Adspend forecasts shrug off Brexit ‘slash and burn’

dm disciplinesThe UK marketing industry’s attempts to calm the waters in the aftermath of the Brexit vote appear to have paid dividends, with advertisers refusing to slash and burn their budgets, according to two new forecasts which show only a marginal downgrade in spend for the year.
The first study, published by Zenith, forecasts 5.4% growth in adspend this year, fractionally less than its 5.6% forecast just before the vote. However, this is down from 9.2% in 2015, which was the strongest year for the UK ad market for 11 years.
Zenith head of forecasting Jonathan Barnard said: “So far the impact of the vote for Brexit has been limited, and confined to the UK. The global ad market has strengthened over the past few months, thanks mainly to the resilient US consumer. We expect the global ad market to strengthen further in 2017 and 2018.”
Meanwhile, a separate Advertising Association/Warc report is slightly less optimistic, predicting adspend will grow by 4.2% in 2016. Overall forecasts have been revised down slightly since April (-1.3% for 2016 and -1.7% for 2017), driven by downgrades for newsbrands and direct mail, the UK’s third and fourth largest media channels.

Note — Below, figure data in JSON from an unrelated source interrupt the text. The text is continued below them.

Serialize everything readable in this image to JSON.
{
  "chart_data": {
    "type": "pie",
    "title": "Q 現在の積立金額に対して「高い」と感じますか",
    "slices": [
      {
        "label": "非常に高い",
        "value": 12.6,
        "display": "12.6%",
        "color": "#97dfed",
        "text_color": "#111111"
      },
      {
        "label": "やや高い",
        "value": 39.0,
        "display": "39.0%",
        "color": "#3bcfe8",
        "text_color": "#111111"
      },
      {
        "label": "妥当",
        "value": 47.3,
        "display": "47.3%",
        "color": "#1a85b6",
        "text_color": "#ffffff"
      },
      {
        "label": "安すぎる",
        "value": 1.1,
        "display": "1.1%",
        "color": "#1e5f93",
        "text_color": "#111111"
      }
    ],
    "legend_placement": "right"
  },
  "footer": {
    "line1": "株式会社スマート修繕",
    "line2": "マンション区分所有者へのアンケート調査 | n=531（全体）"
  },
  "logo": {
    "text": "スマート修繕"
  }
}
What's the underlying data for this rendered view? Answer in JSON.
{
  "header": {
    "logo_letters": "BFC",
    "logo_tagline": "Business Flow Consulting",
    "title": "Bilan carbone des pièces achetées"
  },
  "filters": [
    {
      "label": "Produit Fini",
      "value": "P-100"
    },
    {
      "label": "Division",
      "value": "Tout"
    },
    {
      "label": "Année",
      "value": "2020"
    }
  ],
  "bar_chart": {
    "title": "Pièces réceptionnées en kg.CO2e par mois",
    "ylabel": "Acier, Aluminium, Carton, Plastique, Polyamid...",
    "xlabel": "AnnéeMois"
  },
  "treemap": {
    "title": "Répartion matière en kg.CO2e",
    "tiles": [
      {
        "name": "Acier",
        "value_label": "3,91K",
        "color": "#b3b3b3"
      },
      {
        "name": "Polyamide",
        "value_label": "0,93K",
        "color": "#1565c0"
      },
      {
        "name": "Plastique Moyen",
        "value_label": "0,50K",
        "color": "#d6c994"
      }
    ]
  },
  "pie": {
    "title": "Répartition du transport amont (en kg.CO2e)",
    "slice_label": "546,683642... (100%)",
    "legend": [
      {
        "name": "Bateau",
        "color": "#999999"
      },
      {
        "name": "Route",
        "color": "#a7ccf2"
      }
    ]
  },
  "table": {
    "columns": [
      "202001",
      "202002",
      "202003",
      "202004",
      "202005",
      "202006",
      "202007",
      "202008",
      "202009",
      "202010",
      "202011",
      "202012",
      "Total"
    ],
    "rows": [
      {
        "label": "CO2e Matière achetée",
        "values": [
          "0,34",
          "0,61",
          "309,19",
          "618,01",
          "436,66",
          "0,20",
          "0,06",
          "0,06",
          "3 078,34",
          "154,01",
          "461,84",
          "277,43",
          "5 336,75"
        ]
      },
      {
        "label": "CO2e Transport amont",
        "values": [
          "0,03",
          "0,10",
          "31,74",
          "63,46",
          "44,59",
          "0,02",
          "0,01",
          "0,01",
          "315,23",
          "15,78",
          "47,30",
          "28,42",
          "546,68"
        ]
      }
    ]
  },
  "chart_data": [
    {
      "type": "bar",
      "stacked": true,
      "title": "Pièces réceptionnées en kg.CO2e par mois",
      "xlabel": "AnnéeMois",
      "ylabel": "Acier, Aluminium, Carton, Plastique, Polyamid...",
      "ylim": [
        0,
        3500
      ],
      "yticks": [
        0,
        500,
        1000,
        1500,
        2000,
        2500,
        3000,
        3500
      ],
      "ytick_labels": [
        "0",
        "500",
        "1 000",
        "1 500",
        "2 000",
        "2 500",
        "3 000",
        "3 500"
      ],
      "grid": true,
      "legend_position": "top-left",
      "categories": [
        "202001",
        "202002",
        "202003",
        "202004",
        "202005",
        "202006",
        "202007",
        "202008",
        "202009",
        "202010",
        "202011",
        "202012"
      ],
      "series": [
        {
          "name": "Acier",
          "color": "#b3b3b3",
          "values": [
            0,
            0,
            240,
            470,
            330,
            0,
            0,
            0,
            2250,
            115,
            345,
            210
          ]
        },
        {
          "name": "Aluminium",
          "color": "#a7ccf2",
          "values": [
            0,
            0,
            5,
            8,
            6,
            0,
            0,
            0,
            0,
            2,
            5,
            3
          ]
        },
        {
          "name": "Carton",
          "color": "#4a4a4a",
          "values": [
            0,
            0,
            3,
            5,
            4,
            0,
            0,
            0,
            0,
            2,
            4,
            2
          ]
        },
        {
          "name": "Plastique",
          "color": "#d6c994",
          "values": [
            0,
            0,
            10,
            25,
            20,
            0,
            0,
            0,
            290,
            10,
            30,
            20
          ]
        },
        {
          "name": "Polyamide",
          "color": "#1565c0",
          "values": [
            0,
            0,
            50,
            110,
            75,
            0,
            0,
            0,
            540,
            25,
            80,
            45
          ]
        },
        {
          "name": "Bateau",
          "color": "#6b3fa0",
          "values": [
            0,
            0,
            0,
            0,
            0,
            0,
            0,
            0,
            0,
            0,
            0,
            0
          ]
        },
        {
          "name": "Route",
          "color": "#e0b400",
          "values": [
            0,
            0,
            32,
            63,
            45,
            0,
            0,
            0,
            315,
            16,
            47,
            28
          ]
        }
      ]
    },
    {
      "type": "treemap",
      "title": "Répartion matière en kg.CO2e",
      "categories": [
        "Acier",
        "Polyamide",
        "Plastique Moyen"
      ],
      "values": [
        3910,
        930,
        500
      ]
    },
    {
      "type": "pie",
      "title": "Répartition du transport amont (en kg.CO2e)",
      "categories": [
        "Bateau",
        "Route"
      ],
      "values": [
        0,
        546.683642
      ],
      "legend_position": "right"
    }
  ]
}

AA chief executive Tim Lefroy said: “These numbers suggest that, despite uncertainty, our sector is resilient. Government can underpin that by taking every step possible to build advertiser confidence, promote the UK as a global advertising hub and ensure we remain open to the world’s best advertising talent.”
The DMA was one of the first industry bodies to counter Brexit fears. Following the vote, group chief executive Chris Combemale said: “One thing is certain: the UK’s creative, data and digital industries will remain strong. The UK is a world leader in digital innovation and data driven marketing, creating jobs and driving growth.”